Ces données sont malheureusement loin d’être surprenantes. La situation des personnes âgées reflète une tendance généralisée observable dans l’ensemble de la population. Depuis les trente dernières années, les salaires stagnent, laissant peu de marge pour l’épargne. La pression à l’endettement est grande, et de plus en plus de ménages ont recours au crédit pour des achats courants. À la retraite, la même dynamique se poursuit, mais avec des revenus moindres et souvent plus instables puisque certaines sources dépendent directement des fluctuations du marché.
Pistes de solution
Si le tsunami annoncé ne sera qu’une petite vague au final, la situation financière actuelle des personnes âgées est préoccupante et des réformes au système de retraite sont nécessaires. Les REER, présentés comme un moyen sûr et efficace de compléter ses revenus à la retraite, se révèlent être un outil financier qui profite d’avantage aux plus riches qui y cotisent en plus grand nombre et en montants largement plus élevés. De plus, les rendements sont peu intéressants et font reposer le risque entièrement sur les individus. Malgré tout cela, Claude Castonguay y voit la meilleure porte de sortie afin de garantir de bonnes retraites. Pourquoi ? Tout simplement parce qu’elle n’implique aucune contribution de l’employeur… Pour lui, la question des retraites est un enjeu individuel.

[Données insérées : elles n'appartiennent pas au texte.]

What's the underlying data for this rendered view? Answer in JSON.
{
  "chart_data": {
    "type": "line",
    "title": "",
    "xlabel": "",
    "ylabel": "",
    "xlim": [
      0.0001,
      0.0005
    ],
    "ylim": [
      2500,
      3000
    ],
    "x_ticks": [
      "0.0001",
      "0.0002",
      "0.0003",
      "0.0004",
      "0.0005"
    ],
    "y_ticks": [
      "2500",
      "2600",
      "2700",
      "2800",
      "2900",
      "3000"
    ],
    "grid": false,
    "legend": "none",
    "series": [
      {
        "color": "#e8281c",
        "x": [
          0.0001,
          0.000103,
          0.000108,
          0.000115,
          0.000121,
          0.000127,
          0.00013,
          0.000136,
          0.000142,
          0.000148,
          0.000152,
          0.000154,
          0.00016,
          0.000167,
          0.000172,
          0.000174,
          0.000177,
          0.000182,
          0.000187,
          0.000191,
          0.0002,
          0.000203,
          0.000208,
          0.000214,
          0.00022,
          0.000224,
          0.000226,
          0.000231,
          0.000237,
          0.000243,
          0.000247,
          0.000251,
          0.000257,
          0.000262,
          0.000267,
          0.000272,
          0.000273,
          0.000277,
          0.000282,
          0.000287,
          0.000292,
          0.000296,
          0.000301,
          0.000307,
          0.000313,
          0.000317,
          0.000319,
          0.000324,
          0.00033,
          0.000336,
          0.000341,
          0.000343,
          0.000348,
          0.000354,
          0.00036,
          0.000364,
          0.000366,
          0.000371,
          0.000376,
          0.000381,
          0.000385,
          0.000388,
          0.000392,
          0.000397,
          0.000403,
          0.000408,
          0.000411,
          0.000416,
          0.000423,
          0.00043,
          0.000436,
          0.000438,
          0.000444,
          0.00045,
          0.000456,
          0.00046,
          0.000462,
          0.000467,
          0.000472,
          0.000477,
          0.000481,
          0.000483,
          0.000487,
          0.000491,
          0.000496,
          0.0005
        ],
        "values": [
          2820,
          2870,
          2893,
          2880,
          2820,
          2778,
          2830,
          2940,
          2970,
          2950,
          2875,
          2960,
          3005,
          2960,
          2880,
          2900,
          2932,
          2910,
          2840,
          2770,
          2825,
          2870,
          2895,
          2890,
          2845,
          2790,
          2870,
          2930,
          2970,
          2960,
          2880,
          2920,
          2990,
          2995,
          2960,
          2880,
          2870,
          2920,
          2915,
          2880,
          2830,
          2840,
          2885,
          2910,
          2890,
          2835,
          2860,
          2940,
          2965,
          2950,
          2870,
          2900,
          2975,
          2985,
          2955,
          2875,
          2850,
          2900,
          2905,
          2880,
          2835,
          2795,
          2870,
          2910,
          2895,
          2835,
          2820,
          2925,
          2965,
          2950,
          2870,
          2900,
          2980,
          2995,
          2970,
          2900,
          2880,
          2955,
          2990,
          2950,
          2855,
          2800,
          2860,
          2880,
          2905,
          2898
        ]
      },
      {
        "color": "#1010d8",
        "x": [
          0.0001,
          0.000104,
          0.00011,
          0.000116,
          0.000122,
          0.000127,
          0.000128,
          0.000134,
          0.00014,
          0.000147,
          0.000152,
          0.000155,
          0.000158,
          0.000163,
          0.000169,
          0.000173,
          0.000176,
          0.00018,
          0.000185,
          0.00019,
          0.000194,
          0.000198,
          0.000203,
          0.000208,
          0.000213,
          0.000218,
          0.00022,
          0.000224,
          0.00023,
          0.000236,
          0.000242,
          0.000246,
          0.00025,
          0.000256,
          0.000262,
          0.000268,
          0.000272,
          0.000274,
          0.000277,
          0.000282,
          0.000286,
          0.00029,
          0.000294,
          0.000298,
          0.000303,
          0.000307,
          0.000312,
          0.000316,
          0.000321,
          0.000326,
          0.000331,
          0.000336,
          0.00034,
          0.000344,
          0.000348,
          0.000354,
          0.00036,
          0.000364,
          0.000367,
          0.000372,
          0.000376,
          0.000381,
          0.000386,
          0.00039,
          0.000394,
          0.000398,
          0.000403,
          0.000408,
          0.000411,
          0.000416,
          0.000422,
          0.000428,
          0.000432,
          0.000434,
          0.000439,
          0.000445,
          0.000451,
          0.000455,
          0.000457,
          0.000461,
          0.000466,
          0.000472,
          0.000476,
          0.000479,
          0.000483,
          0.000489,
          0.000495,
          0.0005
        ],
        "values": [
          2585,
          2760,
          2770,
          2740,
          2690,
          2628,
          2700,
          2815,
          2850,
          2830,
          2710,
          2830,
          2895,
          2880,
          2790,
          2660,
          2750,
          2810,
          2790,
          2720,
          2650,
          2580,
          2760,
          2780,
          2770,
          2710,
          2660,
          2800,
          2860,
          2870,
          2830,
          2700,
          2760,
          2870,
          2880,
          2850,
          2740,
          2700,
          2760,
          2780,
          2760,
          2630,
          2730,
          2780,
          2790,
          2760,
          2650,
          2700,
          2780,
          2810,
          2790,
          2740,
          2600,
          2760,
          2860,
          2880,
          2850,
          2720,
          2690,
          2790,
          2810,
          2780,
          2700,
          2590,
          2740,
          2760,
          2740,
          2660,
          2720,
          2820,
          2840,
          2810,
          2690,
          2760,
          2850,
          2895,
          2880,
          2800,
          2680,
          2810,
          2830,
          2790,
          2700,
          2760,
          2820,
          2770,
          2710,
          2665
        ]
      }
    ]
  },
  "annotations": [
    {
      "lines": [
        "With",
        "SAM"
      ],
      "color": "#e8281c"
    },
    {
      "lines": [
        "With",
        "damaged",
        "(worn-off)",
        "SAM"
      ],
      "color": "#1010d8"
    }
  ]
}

Pourtant, le maintien d’une qualité de vie pour l’ensemble de la population, jeunes comme vieux, tient plus d’un enjeu collectif auquel tous et toutes doivent contribuer (y compris les employeurs). Il y a déjà 20 ans, la Suède a enclenché une vaste réforme de son système de retraites. Plutôt que de prendre la solution facile de régler les problèmes à la pièce, elle a mis en place une consultation publique sur plusieurs années avec l’ensemble de la population. Le résultat est un régime public avec cotisations mixtes (employé·e et employeur) qui permet de remplacer 60% du salaire.
Est-ce que c’est la solution pour le Québec? Le système public en Suède est composé, comme au Québec, d’un ensemble de piliers interdépendants qui rendent possible leur régime de retraite. Il faudrait donc étudier leur modèle avec plus d’attention, voir quelles sont les différences entre le marché du travail ici et là-bas, le niveau de vie général, etc.
Chose certaine, devant la situation de plus en plus difficile des aîné·e·s à la retraite, leur endettement croissant et l’augmentation des faillites dans cette tranche de population, il faut se sortir la tête du sable et trouver des outils collectifs efficaces pour assurer une retraite décente à tous et à toutes.
Cet article est paru dans le mensuel satirique Le Couac du mois d’octobre 2011.